Personal information
- Born: September 28, 1892 Fayetteville, Tennessee, U.S.
- Died: November 1, 1972 (aged 80) Chattanooga, Tennessee, U.S.
- Height: 5 ft 7 in (1.70 m)
- Weight: 148 lb (67 kg)

Career information
- College: Sewanee (1911–1914)

Awards and highlights
- All-Southern (1912, 1914); Sewanee Athletics Hall of Fame;

= Lee Tolley =

American football player and official (1892–1972)

Robert Lee Tolley (September 28, 1892 - November 1, 1972) was a college football player and Southeastern Conference official.

==Sewanee==
Tolley was a quarterback for the Sewanee Tigers of the University of the South from 1911 to 1914.

===1912===
Tolley was selected to All-Southern teams in 1912.

===1914===
In 1914, a year in which he was captain, he led the Sewanee eleven to the first defeat of rival Vanderbilt since 1909. Tolley was awarded a gold football charm to commemorate the 14 to 13 victory.
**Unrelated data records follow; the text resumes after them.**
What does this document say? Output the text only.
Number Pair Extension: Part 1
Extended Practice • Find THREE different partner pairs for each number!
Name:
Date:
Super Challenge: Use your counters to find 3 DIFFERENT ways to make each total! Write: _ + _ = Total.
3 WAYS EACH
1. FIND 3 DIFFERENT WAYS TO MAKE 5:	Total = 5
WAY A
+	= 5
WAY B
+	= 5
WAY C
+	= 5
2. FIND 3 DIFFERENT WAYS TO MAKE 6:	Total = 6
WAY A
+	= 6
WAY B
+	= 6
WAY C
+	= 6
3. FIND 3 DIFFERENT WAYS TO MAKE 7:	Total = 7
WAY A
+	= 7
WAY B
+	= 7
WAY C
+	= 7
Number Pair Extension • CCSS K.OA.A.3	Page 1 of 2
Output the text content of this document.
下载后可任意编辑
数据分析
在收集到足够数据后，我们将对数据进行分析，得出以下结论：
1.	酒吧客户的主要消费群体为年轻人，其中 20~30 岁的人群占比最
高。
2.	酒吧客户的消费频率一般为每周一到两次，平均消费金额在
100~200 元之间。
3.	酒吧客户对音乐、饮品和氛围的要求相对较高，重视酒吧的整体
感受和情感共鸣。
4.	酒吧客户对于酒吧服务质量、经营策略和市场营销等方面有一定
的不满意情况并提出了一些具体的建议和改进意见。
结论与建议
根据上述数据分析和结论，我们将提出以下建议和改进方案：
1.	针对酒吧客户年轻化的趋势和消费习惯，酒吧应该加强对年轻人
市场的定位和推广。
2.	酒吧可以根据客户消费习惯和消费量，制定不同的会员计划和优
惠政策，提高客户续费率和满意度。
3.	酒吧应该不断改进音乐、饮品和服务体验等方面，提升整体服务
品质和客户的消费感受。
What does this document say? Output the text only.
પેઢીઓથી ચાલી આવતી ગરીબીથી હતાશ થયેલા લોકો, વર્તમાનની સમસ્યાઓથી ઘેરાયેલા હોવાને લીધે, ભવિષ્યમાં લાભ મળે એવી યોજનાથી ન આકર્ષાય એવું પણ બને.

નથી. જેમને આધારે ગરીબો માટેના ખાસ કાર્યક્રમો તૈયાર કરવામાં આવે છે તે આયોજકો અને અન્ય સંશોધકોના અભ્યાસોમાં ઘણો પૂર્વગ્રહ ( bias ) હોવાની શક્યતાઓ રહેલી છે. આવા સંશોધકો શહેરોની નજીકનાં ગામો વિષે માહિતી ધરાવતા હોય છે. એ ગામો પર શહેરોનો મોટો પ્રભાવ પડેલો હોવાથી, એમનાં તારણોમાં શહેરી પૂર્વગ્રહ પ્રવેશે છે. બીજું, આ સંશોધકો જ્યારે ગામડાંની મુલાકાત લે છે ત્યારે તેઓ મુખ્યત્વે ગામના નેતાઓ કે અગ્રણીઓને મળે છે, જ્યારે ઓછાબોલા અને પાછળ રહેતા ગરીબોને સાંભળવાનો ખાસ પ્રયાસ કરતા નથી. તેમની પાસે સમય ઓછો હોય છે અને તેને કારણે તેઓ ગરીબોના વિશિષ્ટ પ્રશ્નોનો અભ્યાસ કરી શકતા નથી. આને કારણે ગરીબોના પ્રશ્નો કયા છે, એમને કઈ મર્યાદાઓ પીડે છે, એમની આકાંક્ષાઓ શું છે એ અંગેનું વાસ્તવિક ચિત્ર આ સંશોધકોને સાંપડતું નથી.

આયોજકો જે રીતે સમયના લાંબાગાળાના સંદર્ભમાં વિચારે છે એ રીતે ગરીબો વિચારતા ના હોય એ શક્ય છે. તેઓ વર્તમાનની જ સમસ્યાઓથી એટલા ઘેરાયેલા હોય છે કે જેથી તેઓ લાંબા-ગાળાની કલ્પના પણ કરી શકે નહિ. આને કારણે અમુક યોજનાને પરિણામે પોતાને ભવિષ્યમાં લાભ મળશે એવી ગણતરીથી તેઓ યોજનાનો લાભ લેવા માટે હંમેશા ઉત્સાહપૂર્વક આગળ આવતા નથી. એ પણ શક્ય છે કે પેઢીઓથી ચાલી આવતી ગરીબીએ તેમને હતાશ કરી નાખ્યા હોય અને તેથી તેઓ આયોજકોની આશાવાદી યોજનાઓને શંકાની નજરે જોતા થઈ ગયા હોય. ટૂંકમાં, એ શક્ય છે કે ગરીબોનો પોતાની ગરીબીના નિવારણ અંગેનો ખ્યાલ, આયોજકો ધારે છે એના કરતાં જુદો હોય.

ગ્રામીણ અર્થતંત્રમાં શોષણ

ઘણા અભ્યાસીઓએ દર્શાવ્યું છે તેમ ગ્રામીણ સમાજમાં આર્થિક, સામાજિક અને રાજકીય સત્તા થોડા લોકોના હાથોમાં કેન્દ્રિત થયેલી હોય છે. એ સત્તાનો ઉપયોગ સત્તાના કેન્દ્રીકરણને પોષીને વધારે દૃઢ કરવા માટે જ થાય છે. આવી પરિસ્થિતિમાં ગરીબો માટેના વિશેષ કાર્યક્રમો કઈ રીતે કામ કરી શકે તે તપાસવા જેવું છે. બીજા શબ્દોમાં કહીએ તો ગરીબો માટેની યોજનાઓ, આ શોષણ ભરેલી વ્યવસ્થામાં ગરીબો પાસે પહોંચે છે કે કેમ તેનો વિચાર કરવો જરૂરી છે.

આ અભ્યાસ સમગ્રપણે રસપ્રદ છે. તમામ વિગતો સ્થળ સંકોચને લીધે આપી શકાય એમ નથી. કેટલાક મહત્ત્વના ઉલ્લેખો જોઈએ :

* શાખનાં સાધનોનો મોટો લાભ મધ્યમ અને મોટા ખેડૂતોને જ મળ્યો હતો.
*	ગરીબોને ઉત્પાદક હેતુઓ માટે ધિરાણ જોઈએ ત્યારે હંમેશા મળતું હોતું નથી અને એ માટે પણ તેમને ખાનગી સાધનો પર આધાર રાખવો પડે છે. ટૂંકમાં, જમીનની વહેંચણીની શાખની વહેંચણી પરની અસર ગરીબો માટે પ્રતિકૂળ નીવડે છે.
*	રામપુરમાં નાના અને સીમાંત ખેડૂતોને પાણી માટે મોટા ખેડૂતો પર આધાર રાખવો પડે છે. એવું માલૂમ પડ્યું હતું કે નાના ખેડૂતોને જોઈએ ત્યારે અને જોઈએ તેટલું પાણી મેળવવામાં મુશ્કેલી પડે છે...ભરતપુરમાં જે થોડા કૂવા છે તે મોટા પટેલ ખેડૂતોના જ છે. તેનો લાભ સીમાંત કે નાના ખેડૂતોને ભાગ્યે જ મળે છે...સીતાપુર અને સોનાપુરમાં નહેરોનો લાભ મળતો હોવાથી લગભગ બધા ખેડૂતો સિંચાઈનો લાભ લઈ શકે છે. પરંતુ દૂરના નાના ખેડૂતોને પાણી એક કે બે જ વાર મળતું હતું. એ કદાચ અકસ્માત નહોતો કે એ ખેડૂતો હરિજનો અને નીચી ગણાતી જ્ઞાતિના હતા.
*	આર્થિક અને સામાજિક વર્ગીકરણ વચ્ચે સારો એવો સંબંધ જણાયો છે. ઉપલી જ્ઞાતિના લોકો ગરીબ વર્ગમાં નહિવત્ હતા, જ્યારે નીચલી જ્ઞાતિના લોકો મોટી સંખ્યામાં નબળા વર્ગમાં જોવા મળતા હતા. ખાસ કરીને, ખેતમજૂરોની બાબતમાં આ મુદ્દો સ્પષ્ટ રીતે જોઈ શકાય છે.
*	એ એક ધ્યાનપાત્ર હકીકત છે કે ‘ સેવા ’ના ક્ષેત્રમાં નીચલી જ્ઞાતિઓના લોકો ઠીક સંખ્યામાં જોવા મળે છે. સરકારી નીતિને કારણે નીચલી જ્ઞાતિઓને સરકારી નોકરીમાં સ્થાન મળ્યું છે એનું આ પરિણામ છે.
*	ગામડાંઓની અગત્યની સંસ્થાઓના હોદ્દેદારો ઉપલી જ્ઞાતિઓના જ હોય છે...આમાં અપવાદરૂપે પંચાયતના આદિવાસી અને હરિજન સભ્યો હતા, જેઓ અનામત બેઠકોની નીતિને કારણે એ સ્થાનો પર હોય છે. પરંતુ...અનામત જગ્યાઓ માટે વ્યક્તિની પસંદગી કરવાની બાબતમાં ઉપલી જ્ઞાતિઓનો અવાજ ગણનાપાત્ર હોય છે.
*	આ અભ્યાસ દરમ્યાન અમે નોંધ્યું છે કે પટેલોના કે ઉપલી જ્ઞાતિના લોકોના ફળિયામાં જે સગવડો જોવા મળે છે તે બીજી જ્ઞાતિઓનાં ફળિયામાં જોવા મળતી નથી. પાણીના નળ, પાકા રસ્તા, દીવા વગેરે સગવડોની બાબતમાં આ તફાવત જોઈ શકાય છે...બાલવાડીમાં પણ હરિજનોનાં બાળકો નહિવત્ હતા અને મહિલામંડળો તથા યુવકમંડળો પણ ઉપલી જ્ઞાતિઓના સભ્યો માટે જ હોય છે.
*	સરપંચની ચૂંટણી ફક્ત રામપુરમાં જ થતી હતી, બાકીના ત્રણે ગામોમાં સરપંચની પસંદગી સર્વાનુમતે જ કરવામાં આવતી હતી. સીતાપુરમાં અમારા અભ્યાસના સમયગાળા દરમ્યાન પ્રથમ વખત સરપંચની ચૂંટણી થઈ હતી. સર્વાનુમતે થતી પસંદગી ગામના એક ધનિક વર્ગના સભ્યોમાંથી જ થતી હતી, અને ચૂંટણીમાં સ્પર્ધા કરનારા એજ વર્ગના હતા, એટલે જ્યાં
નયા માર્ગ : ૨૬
One account reads "For brilliance and beauty of execution, (Tolley's play) has had few equals, if any, in the South, and the Tiger leader retires from the game as the premier quarterback in the S.I.A.A., beyond a doubt." His performance included a 75-yard punt return for a touchdown.

==First World War==
Tolley served in the First World War.